Archaeological site in Ichikawa, Japan

The Horinouchi Shell Midden (堀之内貝塚, Horinouchi kaizuka) is an archaeological site in the Horinouchi neighborhood of the city of Ichikawa, Chiba Prefecture, in the Kantō region of Japan containing a Jōmon period shell midden and settlement ruin. The site was designated a National Historic Site of Japan in 1964, with the area under designation expanded in 1967 and again in 1972.

==Overview==
During the early to middle Jōmon period (approximately 4000 to 2500 BC), sea levels were five to six meters higher than at present, and the ambient temperature was also 2 deg C higher. During this period, the Kantō region was inhabited by the Jōmon people, many of whom lived in coastal settlements. The middens associated with such settlements contain bone, botanical material, mollusc shells, sherds, lithics, and other artifacts and ecofacts associated with the now-vanished inhabitants, and these features, provide a useful source into the diets and habits of Jōmon society. Most of these middens are found along the Pacific coast of Japan. Of the approximately 2400 shell middens throughout Japan, about 120 are concentrated in Chiba city.

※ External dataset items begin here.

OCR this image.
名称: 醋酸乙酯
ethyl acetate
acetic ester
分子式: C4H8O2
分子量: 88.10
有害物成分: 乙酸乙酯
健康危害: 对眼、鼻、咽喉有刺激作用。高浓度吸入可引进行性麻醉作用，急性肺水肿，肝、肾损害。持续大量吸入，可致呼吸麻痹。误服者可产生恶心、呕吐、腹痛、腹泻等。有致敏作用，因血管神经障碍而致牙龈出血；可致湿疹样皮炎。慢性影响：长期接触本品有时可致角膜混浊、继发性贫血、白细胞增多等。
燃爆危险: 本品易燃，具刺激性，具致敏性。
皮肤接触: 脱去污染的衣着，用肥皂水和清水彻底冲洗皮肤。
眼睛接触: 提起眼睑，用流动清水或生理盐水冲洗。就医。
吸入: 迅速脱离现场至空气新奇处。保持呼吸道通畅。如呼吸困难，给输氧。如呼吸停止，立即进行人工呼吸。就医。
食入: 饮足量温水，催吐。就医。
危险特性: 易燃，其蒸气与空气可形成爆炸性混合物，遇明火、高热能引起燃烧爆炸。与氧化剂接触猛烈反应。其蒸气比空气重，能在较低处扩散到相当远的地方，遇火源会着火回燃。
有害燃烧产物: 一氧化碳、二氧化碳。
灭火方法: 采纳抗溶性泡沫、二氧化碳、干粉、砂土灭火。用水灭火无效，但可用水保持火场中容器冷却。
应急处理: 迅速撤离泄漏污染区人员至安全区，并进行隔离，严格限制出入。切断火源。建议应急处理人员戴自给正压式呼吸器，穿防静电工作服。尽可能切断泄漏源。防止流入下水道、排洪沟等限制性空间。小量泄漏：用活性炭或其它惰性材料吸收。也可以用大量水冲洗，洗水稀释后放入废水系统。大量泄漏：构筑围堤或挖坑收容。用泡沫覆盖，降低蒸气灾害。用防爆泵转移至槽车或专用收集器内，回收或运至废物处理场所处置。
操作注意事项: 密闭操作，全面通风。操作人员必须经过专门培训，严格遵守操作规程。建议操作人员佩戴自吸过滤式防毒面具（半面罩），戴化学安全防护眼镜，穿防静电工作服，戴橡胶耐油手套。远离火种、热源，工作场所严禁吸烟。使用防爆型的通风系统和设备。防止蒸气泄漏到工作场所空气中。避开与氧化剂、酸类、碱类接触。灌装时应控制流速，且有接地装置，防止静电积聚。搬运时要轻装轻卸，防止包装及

The Horinouchi Shell Mound is located on a ridge-shaped plateau on the right bank of the Kokubun River near the western end of the Shimosa Plateau, with an elevation of about 22 meters. This was a peninsula jutting into Tokyo Bay during the Holocene glacial retreat, contemporary with the Jōmon period, when sea levels were higher than today. The midden has a horseshoe shape, measuring 120 meters from north-to-south by 225 meters from east-to-west, forming a partial shell ring. The shells are mainly from brackish water species, especially hamaguri, cockles, whelks, ibo-kesago and black clams. The foundations of a pit dwelling from the early Jōmon period has been found underneath the shell mound layer, and a number of human remains have been found in addition to Jōmon pottery, clay figurines, stone tools, shell bracelets and animal bones from within the midden itself.

The midden has been known since the early Meiji period and has been subject to numerous archaeological excavations due to its proximity to Tokyo, the first of which was carried out in 1901. Subsequent excavations have been conducted by Tokyo Imperial University, Rikkyo University, Waseda University. Keio University Meiji University and others. The site is a type site for a type of a type Jōmon pottery from the early to middle Jōmon period (about 3,800 years ago), which has been named "Horinouchi-style pottery", and which has been found widely distributed throughout the Kantō region.

Many of the artifacts recovered from the site are stored and displayed at the Ichikawa Archeological Museum (市川考古博物館, Ichikawa kōko hakubutsukan), which is located adjacent to the midden. The site is about eight minutes on foot from Kita-Kokubun Station on the Hokusō Railway Hokusō Line. The site of the Shimōsa Kokufu, and its adjacent Ichikawa History Museum are located about two kilometers south of the Horinouchi Shell Midden.